その従業員の意思の存否を、相殺合意の経緯・貸付金の返済方法に関する従業員の理解、会社の自働債権の性質の観点から判断されます。 
また、従業員が退職金等をを放棄する場合にも、同様の判断です。 
一方、同じ相殺でも、従業員への過払い賃金を後の賃金から控除する調整的相殺(調整給)については、その時期、方法、金額などより、従業員の経済・生活の安定との関係より、不当と認められないものであれば、労働基準法に反しないとされます。 
いづれにしろ、相殺をする場合には、従業員に十分な説明を行う必要があります。ただし、口頭では会社と従業員との間で、言った、言わないの問題が生じるリスクがありますので、「同意書」などの書面を作成され、その「同意書」に従業員の署名・押印をしてもらうことが大切です。
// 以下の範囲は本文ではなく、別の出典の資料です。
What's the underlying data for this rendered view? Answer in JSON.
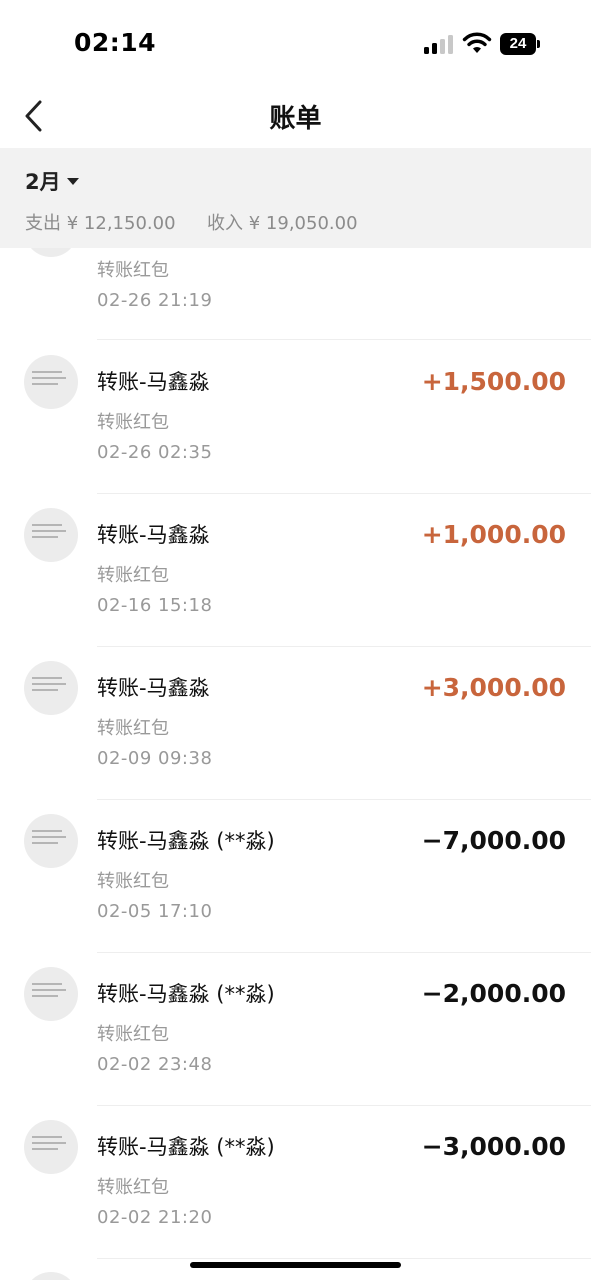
{
  "status_bar": {
    "time": "02:14",
    "battery": "24"
  },
  "nav": {
    "title": "账单"
  },
  "summary": {
    "month": "2月",
    "expense_label": "支出",
    "expense": "¥ 12,150.00",
    "income_label": "收入",
    "income": "¥ 19,050.00"
  },
  "transactions": [
    {
      "title": "",
      "subtitle": "转账红包",
      "time": "02-26  21:19",
      "amount": ""
    },
    {
      "title": "转账-马鑫淼",
      "subtitle": "转账红包",
      "time": "02-26  02:35",
      "amount": "+1,500.00",
      "type": "income"
    },
    {
      "title": "转账-马鑫淼",
      "subtitle": "转账红包",
      "time": "02-16  15:18",
      "amount": "+1,000.00",
      "type": "income"
    },
    {
      "title": "转账-马鑫淼",
      "subtitle": "转账红包",
      "time": "02-09  09:38",
      "amount": "+3,000.00",
      "type": "income"
    },
    {
      "title": "转账-马鑫淼 (**淼)",
      "subtitle": "转账红包",
      "time": "02-05  17:10",
      "amount": "−7,000.00",
      "type": "expense"
    },
    {
      "title": "转账-马鑫淼 (**淼)",
      "subtitle": "转账红包",
      "time": "02-02  23:48",
      "amount": "−2,000.00",
      "type": "expense"
    },
    {
      "title": "转账-马鑫淼 (**淼)",
      "subtitle": "转账红包",
      "time": "02-02  21:20",
      "amount": "−3,000.00",
      "type": "expense"
    }
  ],
  "colors": {
    "income": "#c8653c",
    "expense": "#111111",
    "summary_bg": "#f2f2f2"
  }
}
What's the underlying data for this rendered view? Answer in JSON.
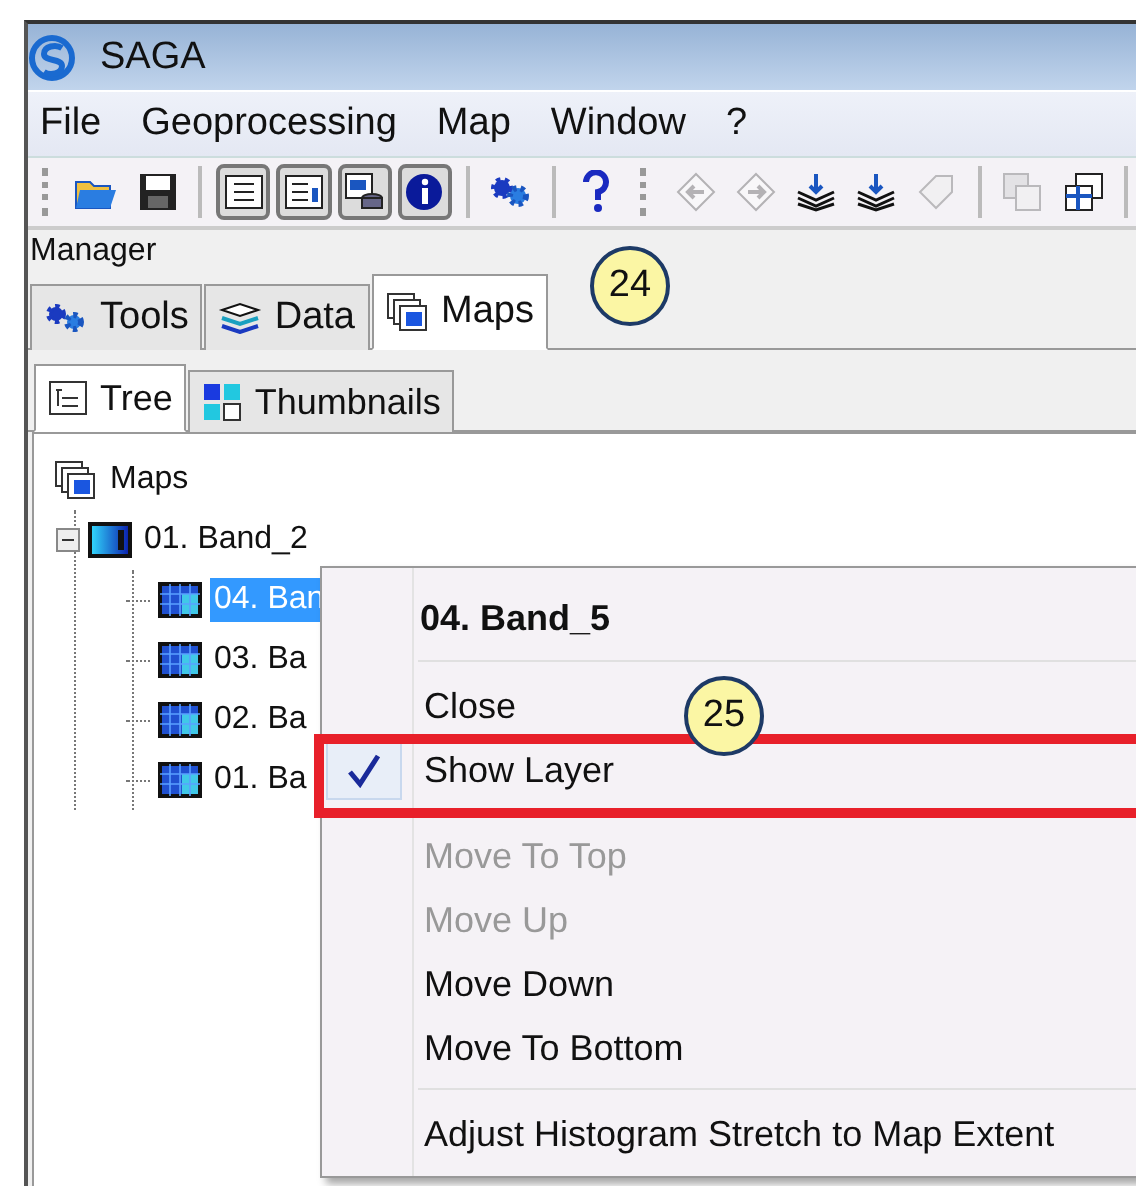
{
  "window": {
    "title": "SAGA"
  },
  "menu_bar": [
    "File",
    "Geoprocessing",
    "Map",
    "Window",
    "?"
  ],
  "toolbar": [
    {
      "pressed": false,
      "disabled": false
    },
    {
      "pressed": false,
      "disabled": false
    },
    {
      "kind": "separator"
    },
    {
      "pressed": true,
      "disabled": false
    },
    {
      "pressed": true,
      "disabled": false
    },
    {
      "pressed": true,
      "disabled": false
    },
    {
      "pressed": true,
      "disabled": false
    },
    {
      "kind": "separator"
    },
    {
      "pressed": false,
      "disabled": false
    },
    {
      "kind": "separator"
    },
    {
      "pressed": false,
      "disabled": false
    },
    {
      "kind": "grip"
    },
    {
      "pressed": false,
      "disabled": true
    },
    {
      "pressed": false,
      "disabled": true
    },
    {
      "pressed": false,
      "disabled": false
    },
    {
      "pressed": false,
      "disabled": false
    },
    {
      "pressed": false,
      "disabled": true
    },
    {
      "kind": "separator"
    },
    {
      "pressed": false,
      "disabled": true
    },
    {
      "pressed": false,
      "disabled": false
    },
    {
      "kind": "separator"
    }
  ],
  "manager": {
    "title": "Manager",
    "tabs": [
      {
        "label": "Tools",
        "selected": false
      },
      {
        "label": "Data",
        "selected": false
      },
      {
        "label": "Maps",
        "selected": true
      }
    ],
    "subtabs": [
      {
        "label": "Tree",
        "selected": true
      },
      {
        "label": "Thumbnails",
        "selected": false
      }
    ],
    "tree": [
      {
        "label": "Maps",
        "kind": "maps",
        "children": [
          {
            "label": "01. Band_2",
            "kind": "map",
            "expanded": true,
            "children": [
              {
                "label": "04. Ban",
                "kind": "grid",
                "selected": true
              },
              {
                "label": "03. Ba",
                "kind": "grid",
                "selected": false
              },
              {
                "label": "02. Ba",
                "kind": "grid",
                "selected": false
              },
              {
                "label": "01. Ba",
                "kind": "grid",
                "selected": false
              }
            ]
          }
        ]
      }
    ]
  },
  "context_menu": {
    "title": "04. Band_5",
    "items": [
      {
        "kind": "separator"
      },
      {
        "kind": "item",
        "label": "Close",
        "checked": false,
        "disabled": false,
        "outlined": false
      },
      {
        "kind": "item",
        "label": "Show Layer",
        "checked": true,
        "disabled": false,
        "outlined": true
      },
      {
        "kind": "separator"
      },
      {
        "kind": "item",
        "label": "Move To Top",
        "checked": false,
        "disabled": true,
        "outlined": false
      },
      {
        "kind": "item",
        "label": "Move Up",
        "checked": false,
        "disabled": true,
        "outlined": false
      },
      {
        "kind": "item",
        "label": "Move Down",
        "checked": false,
        "disabled": false,
        "outlined": false
      },
      {
        "kind": "item",
        "label": "Move To Bottom",
        "checked": false,
        "disabled": false,
        "outlined": false
      },
      {
        "kind": "separator"
      },
      {
        "kind": "item",
        "label": "Adjust Histogram Stretch to Map Extent",
        "checked": false,
        "disabled": false,
        "outlined": false
      }
    ]
  },
  "callouts": [
    "24",
    "25"
  ]
}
また、従業員にとって金利等、メリットのある貸し付けをすることが大切です。 
もし従業員への貸付金などの債権を賃金(退職金)と相殺する場合は、従業員ともよく話し合い、慎重な対応が必要です。
当事務所のお客様の中には、中長期的な貸付金の場合は、最寄りの公証役場でしっかりと「金銭消費貸借契約書」を締結される事例もあります。
ここまで当事務所のブログを読んでいただきありがとうございました。 
※本記事の記載内容は、2019年9月現在の法令・情報等に基づいています。